Thinking in Diamonds
The double diamond is an approach originally born out of the world of design, but it’s utility is universally adaptable and can be though of as an approach to understand a problem and focus in on solving its root cause. It is particularly useful when treading through ambiguous territory.
I’ve found thinking in diamonds to be useful when handling agents - treat each stage as its own chat and iterate between expansive and contractive approaches until you reach your goal.
Skills
If you want a quick way of ensuring your chat models have the correct context to perform in a given task, then look at agent skills. There are many places that are now hosting these skills. They are worth looking at, using, deleting and trying to find a set of skills that work for you and your use cases.

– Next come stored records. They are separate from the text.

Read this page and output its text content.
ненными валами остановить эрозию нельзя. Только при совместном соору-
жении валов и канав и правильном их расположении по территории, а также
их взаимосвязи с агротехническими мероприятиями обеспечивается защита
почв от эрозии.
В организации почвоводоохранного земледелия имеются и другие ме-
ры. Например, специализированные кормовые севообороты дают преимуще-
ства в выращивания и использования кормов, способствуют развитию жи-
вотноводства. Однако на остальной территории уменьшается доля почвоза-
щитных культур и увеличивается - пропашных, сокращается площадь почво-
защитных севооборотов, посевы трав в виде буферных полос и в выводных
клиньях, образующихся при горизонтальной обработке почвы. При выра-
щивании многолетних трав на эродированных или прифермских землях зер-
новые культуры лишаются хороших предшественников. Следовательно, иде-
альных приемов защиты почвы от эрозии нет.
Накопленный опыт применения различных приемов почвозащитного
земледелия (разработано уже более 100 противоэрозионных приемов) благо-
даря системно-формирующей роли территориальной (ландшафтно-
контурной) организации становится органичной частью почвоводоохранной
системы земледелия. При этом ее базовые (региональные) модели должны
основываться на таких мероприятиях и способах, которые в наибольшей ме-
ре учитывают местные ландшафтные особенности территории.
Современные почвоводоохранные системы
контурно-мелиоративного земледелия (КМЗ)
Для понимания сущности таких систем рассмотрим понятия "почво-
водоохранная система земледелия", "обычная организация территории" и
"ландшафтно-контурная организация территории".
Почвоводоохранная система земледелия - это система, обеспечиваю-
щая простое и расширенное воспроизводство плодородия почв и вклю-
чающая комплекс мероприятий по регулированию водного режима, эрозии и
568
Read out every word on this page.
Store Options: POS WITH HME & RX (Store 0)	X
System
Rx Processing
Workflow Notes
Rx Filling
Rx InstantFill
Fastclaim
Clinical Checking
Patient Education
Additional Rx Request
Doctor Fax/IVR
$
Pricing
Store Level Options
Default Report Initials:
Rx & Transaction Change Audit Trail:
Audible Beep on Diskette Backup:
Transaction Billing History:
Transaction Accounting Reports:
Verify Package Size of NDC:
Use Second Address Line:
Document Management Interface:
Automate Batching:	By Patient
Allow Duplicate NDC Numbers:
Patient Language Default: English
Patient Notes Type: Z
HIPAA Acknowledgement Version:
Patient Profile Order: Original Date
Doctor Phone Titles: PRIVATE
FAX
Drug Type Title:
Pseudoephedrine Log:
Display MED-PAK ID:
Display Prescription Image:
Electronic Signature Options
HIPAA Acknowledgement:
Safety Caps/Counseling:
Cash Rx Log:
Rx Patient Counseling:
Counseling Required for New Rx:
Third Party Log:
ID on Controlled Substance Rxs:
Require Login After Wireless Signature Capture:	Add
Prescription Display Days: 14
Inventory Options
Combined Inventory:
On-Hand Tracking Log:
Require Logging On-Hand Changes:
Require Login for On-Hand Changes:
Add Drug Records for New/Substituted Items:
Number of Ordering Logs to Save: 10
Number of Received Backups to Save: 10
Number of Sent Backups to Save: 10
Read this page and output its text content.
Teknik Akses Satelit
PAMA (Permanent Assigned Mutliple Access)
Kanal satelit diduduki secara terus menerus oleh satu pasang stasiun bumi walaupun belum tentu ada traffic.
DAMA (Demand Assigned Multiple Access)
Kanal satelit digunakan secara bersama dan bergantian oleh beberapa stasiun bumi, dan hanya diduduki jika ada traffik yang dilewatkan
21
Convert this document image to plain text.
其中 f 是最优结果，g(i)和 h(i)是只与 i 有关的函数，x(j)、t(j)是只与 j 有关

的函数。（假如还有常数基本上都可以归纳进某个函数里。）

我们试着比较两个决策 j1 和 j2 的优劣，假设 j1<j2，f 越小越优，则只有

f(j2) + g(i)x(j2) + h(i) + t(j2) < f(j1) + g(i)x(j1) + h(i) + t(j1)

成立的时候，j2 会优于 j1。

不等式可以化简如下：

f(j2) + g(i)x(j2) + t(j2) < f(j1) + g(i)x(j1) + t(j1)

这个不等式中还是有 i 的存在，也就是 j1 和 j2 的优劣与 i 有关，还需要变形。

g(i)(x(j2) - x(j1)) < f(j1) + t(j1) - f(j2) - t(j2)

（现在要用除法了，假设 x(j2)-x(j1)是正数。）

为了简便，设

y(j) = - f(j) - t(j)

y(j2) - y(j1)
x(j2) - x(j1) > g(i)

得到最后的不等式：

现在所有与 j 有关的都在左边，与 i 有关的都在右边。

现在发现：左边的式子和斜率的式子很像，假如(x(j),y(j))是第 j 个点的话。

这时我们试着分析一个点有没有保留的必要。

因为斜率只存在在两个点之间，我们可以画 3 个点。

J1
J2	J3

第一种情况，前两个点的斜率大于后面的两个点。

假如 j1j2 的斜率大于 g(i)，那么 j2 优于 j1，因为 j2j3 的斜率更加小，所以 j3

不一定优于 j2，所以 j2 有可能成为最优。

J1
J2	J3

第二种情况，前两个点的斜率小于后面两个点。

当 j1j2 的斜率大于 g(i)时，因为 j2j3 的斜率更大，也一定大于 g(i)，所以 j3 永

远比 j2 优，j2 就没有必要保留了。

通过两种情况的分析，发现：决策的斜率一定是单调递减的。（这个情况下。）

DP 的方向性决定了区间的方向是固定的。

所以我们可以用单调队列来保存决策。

Memory & keeping things tidy
If you have memory enabled inside your Claude, ChatGPT, Grok subscriptions, then any time you prompt the models it will be referencing past chats when it generates text. As much as it’s important to ensure you switch chats when necessary, it’s equally important to delete chats that are plain wrong or have aged. This is why Anthropic introduced a dream mode. Not all AI services have such a mode, and none do this automatically. Ensure you delete chats that have shown to be plain wrong or that have strayed off path. Keep as many chats aligned with the truth as possible.
Router files
Router files are files which describe what to do under a given condition. The most basic use of router files is to find things:
[photos] → ~/photos
[videos] → ~/videos
More complex approaches also define instructions
[user asks for a photo] → [run script-a.sh, copy output, run script-b.sh]
Although it has potential to be token intensive, creating ‘router files’ - files that hold conditional statements, becomes far more repeatable and easily extensible than building a harness to do the same.
State Management
State management has been a challenge with language models since its the release of ChatGPT, and there is still no best practice. Although we may have agentic orchestrators, passing context into sub-agents, and ensuring structures remain consistent across many processes are both problems with no clear solution.
Track states in files
Approaches such as gstack attempt to manage this through tracking different states in files - explicitly stating which states to track, and directly instructing the agent to edit the file in order to track the state.
Track states in schemas
Using orchestration frameworks such as Langgraph enable state tracking over an entire network of agents.
Concluding Remarks
The biggest unlock for me in training an LLM was understanding the underlying mechanics. I started out with two questions:
How exactly is it generating these words (tokens)
How do I influence these systems to generate text that is more closely aligned to my goals?
My biggest realisation was just how important context was in keeping system outputs aligned with my goal. Context management is fundamental to ensuring agents perform well. And, knowing when to end a chat, move to a new one or fork a new chat is now much clearer; although there are no hard-and-fast instructions.
I would recommend anyone who is working closely with language models to build one from build one from scratch. It gives you a perspective on why they work the way that they do. Taking the time to do so will lead to you using LLMs more effectively.